社内失業
社内失業とは?
「社内失業」とは、労働者が正社員として企業に在籍していながら仕事を失っている状態を指す言葉です。減産などで一時的に余剰人員が生じるケースと異なり、昨今は、企業が新しく採用した若手人材を適切に教育できず、会社に貢献できるだけの知識も技能もないまま、職場で放置しているという実態が指摘されています。「社内ニート」ともいわれ、特に2008年秋のリーマン・ショック以降深刻化した労働問題の一つです。
キャリアデザイン描けず「窓際族」より深刻
要因は教育訓練のための人材・ノウハウ不足
内閣府は2011年12月に発表した報告書「日本経済2011~2012」で、国内総生産(GDP)などから企業の生産能力に見合う適正な雇用者数を推計し、実際と差し引きして求めた「雇用保蔵者数」の推移を示しています。この雇用保蔵者数が、おおむね企業内で余剰人員になっている“社内失業者”の数に相当します。報告書によると、社内失業者数は2011年7~9月期で465万人。全雇用者の8.5%にあたり、前年同期より50万人増えました。社内失業者数はリーマン・ショック直後の09年1~3月期の698万人をピークに減少していましたが、ここへきて再び増加に転じたのです。
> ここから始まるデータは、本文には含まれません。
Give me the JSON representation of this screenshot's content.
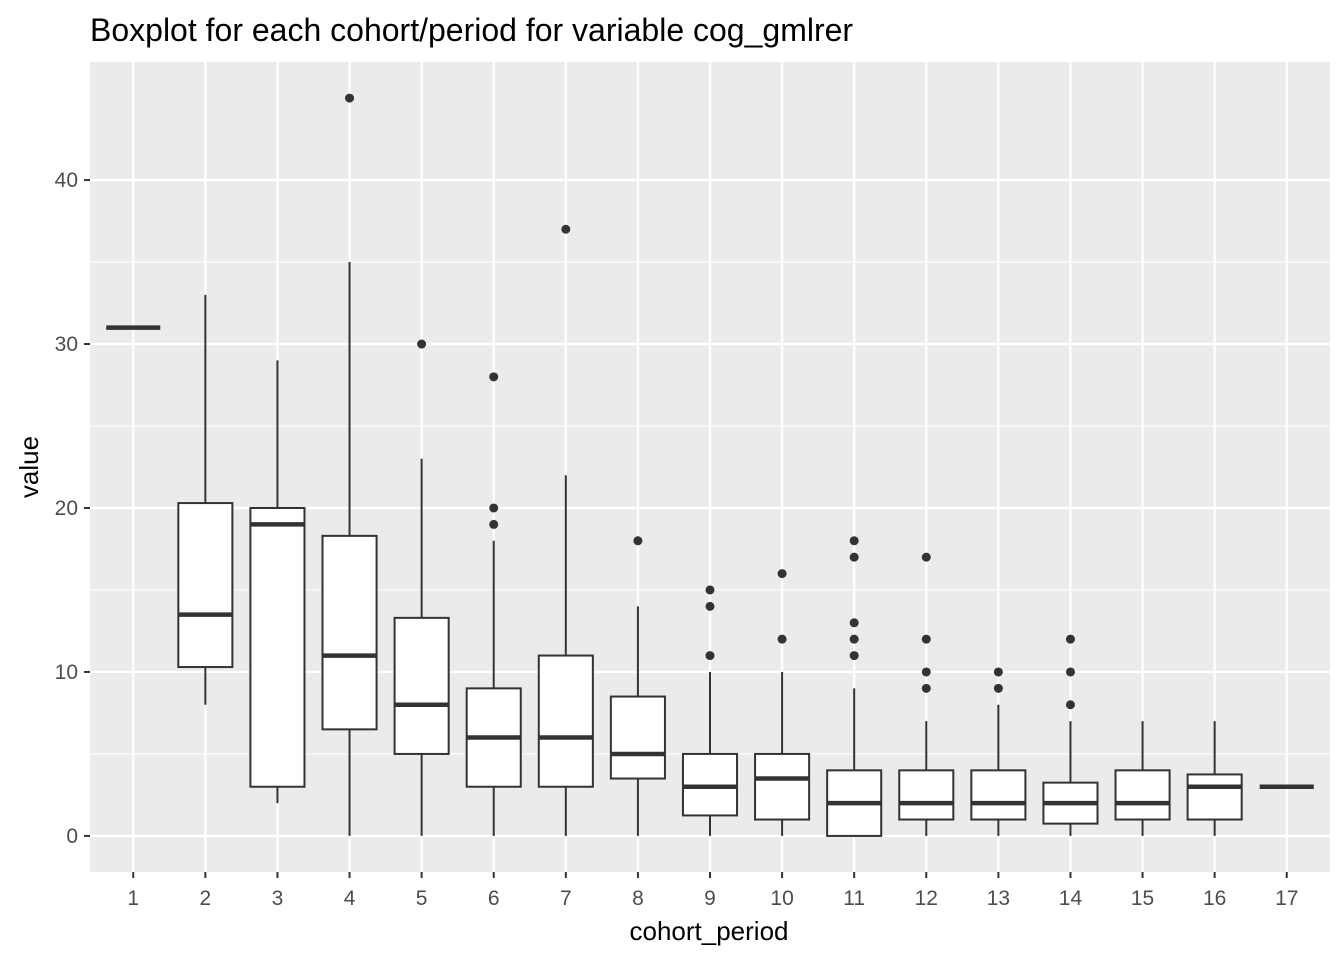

正社員でありながら仕事がないという意味では、オイルショック後に登場したいわゆる「窓際族」も社内失業の一形態といえます。しかし、従来の窓際族は定年間近の中高年層が多く、出世競争に敗れて閑職に回されても年功序列で地位と賃金が保証されていたため、どこか気楽なイメージで語られてきました。これに対し、現代の社内失業者の多くは20~30歳代前半の若手社員だといわれます。貴重な人材がキャリアの入口で十分な教育を受けられないまま、余剰人員のレッテルを貼られて埋もれている――。それが社内失業の実態であり、窓際族よりも深刻だと指摘されるゆえんです。
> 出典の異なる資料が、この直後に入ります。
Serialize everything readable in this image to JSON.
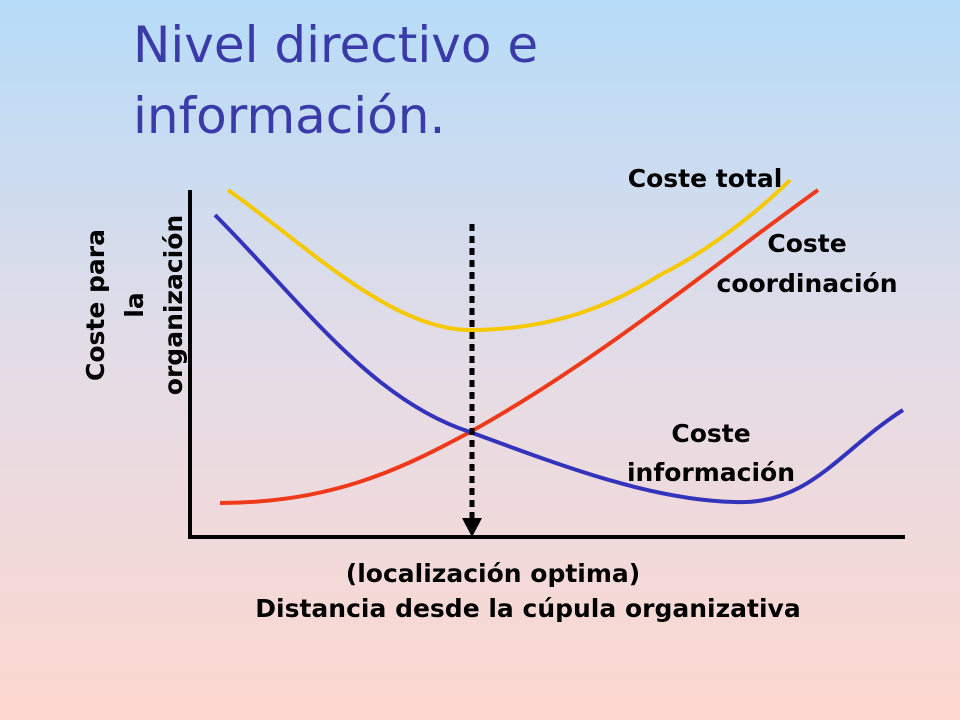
{
  "title_lines": [
    "Nivel directivo e",
    "información."
  ],
  "y_axis_label_lines": [
    "Coste para",
    "la",
    "organización"
  ],
  "x_axis_label": "Distancia desde la cúpula organizativa",
  "optimum_label": "(localización optima)",
  "curves": {
    "total": {
      "label_lines": [
        "Coste total"
      ]
    },
    "coordination": {
      "label_lines": [
        "Coste",
        "coordinación"
      ]
    },
    "information": {
      "label_lines": [
        "Coste",
        "información"
      ]
    }
  }
}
社内失業に陥ると、専門知識やスキルが蓄積されないため、昇進やキャリアアップなど社内での将来展望は当然描きにくくなります。同僚と接触する機会も限られ、社内人脈をつくることもままなりません。かといって転職しようにも、中途採用で問われるのは前職での実績ですから、業務経験そのものが乏しい社内失業者には転職もまた非常に難しい。辞めるに辞められず、転籍や異動もかなわない中、仕事を与えられないことで働く意欲さえ失い、精神的に追い詰められていく人も少なくありません。
上述したように、若手社員が社内失業に陥る大きな原因は企業による教育・能力開発の不備だと指摘されています。実際、独立行政法人労働政策研究・研修機構が製造業の約3,200社を対象に行った2011年発表の調査では、若手の育成が「うまくいっていない」と答えた企業(「まったくうまくいっていない」「あまりうまくいっていない」の合計)は全体の3割強に上り、そのほとんどが従業員300人以下の中小企業です。うまくいっていない理由を聞くと、「育成を担う中堅層の従業員が不足しているから」(58.9%)「効果的に教育訓練を行うためのノウハウが不足しているから」(44.6%)が上位を占めています。
バブル崩壊以降の長引く景気低迷で、多くの中小企業が新しく人を採り、育てることを後回しにしたため、構造的な中堅社員不足と社内教育の劣化が生じました。そのツケがいま、就職氷河期を勝ち抜いて正社員の座をつかんだ若者たちに「社内失業」という形で回ってきているのかもしれません。